MPC - How to recycle your phone

Got a new mobile phone, or thinking of taking out a new contract? You're probably wondering what to do with your old phone, then. If you want it gone and can't be bothered faffing around with eBay, we recommend recycling it.

That doesn't mean just chucking it in your green wheelie bin, though - it means finding a tech recycler who will buy it from you for real cash. Here's how it all works.

Who will recycle my old mobile?

There are loads and loads of mobile recyclers out there. It includes major tech recycling companies, specialist smartphone recyclers, mobile networks, and various shops and retailers.

These companies work by buying up old mobile phones, then fixing them up and refurbishing them, and selling them on to new owners. Any phones that can't be fixed are broken down, with their parts either used to refurbish other phones or sold on as raw materials.
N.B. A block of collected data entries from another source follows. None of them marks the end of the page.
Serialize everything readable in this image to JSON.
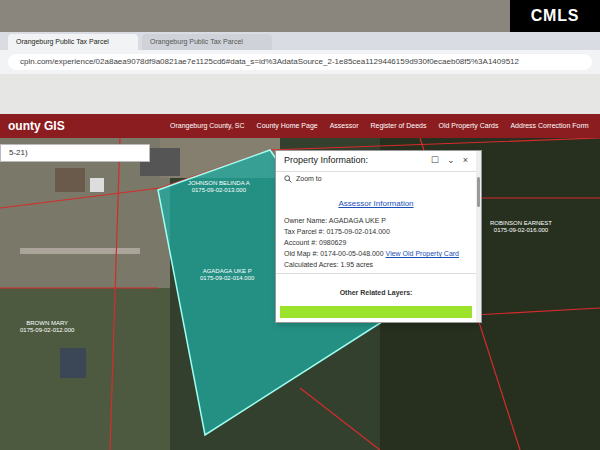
{
  "logo": "CMLS",
  "browser": {
    "tabs": [
      {
        "label": "Orangeburg Public Tax Parcel",
        "selected": true
      },
      {
        "label": "Orangeburg Public Tax Parcel",
        "selected": false
      }
    ],
    "url": "cpln.com/experience/02a8aea9078df9a0821ae7e1125cd6#data_s=id%3AdataSource_2-1e85cea1129446159d930f0ecaeb08f5%3A1409512"
  },
  "header": {
    "title": "ounty GIS",
    "nav": [
      "Orangeburg County, SC",
      "County Home Page",
      "Assessor",
      "Register of Deeds",
      "Old Property Cards",
      "Address Correction Form"
    ]
  },
  "search": {
    "value": "5-21)"
  },
  "popup": {
    "title": "Property Information:",
    "icons": [
      "☐",
      "⌄",
      "×"
    ],
    "zoom": "Zoom to",
    "section": "Assessor Information",
    "fields": [
      {
        "label": "Owner Name:",
        "value": "AGADAGA UKE P"
      },
      {
        "label": "Tax Parcel #:",
        "value": "0175-09-02-014.000"
      },
      {
        "label": "Account #:",
        "value": "0980629"
      },
      {
        "label": "Old Map #:",
        "value": "0174-00-05-048.000"
      },
      {
        "label": "Calculated Acres:",
        "value": "1.95 acres"
      }
    ],
    "link": "View Old Property Card",
    "related": "Other Related Layers:"
  },
  "map_labels": [
    {
      "name": "JOHNSON BELINDA A",
      "parcel": "0175-09-02-013.000"
    },
    {
      "name": "AGADAGA UKE P",
      "parcel": "0175-09-02-014.000"
    },
    {
      "name": "ROBINSON EARNEST",
      "parcel": "0175-09-02-016.000"
    },
    {
      "name": "BROWN MARY",
      "parcel": "0175-09-02-012.000"
    }
  ]
}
To find a decent recycler that will buy your phone, your best bet is to compare all the options on your exact model through a recycling comparison site, such as or They collate quotes from dozens of recyclers so you can pick one you like.

How to recycle your phone

The good news is that recycling your old phone is incredibly easy. It's really just a case of finding a company that will buy it, sending it off, and getting paid.

  1. Work out what model of phone you have. If you're not sure, you may find this in the manual, you device's settings, or from the manufacturer's website. You'll also need to check its internal storage capacity and what network it's locked to.
  2. Find a recycling company you're happy to sell to, choose the right offer, and sign up.
  3. Package your phone up and send it off.
  4. That should be it - the recycler will pay you through your chosen method once they get your phone and check it over.

What happens to recycled mobile phones?

This all depends on what model your phone is, and what sort of condition it's in!

The first thing that all recyclers do when they receive a new handset is briefly check it over. They check the phone's unique IMEI (international mobile equipment identity) number against a database like CheckMEND, which tells them whether the phone has been reported as lost or stolen. They'll also look at the basic state of the phone to see what's working and what isn't.

Next, they make sure that all personal data on the device is totally wiped.

Then they get to work. The majority of phones are refurbished and sold on - any broken or aging parts are replaced, and the phone is generally spruced up so it's as good as new. Some refurbed phones are sold right here in the UK - especially more recent models in excellent condition - though most go overseas. The Middle East, Asia, South America, and various parts of Africa are all common new homes for old handsets, depending on the recycling company.

Phones that can't be fixed (or won't sell for enough money) are broken down and truly recycled. Any useful bits are taken out and re-used in other refurbs, and all plastic and glass is taken out for re-use too. Electronics like mobiles are packed full of valuable metals and other elements, which can be extracted and melted down - such as gold, platinum, nickel, and copper.

Why should I recycle my phone?

There are a few good reasons to recycle your old phone:

  • You'll earn some cash, for a start.
  • It's low hassle. Recycling your phone can be less financially fruitful than selling through a site like eBay, especially if it's a fairly recent model, but selling to a recycler means a lot les faff.
  • De-cluttering. A junk drawer filled with old, useless electronics is no use to anyone.
  • It's environmentally friendly. Even in cases where you don't make a lot of cash by selling to a recycler, it's far better than just throwing your phone away. Old electronics can seriously harm the environment if they aren't disposed of properly - something a recycling company can do.

What are my other options?

Selling your phone - to a friend or family member, or through a site like eBay or Gumtree - is probably your other best option. Recent smartphones in particular can get you a decent bit of cash.

You can also trade it in to your mobile network when you move on to a new contract - though you don't tend to get as much money as you do through a specialist mobile recycler.

Many charities also accept old mobiles as donations, if you're feeling generous. They take all the handsets people have donated and sell them to the recyclers they prefer, and get some money for their causes.

Or, you can let it fester in a drawer for a bit.

Just kidding. Don't do that. The sooner you sell or recycle a device, the more you'll get for it - and the more useful it is to its next owner.

Can I really trust these mobile recyclers?

There's a reason we recommend using a comparison site: so you can find a recycling company you trust, and know that all your options have been vetted by the site itself.

If you're unsure about a recycler, you can check its reviews on comparison sites, look up their TrustPilot ratings, and see what people are saying about them on social media. We'd check their websites' 'About' pages as well as their terms and conditions too.

Luckily there are loads of recyclers around - there will always be one worth selling your gadgets to.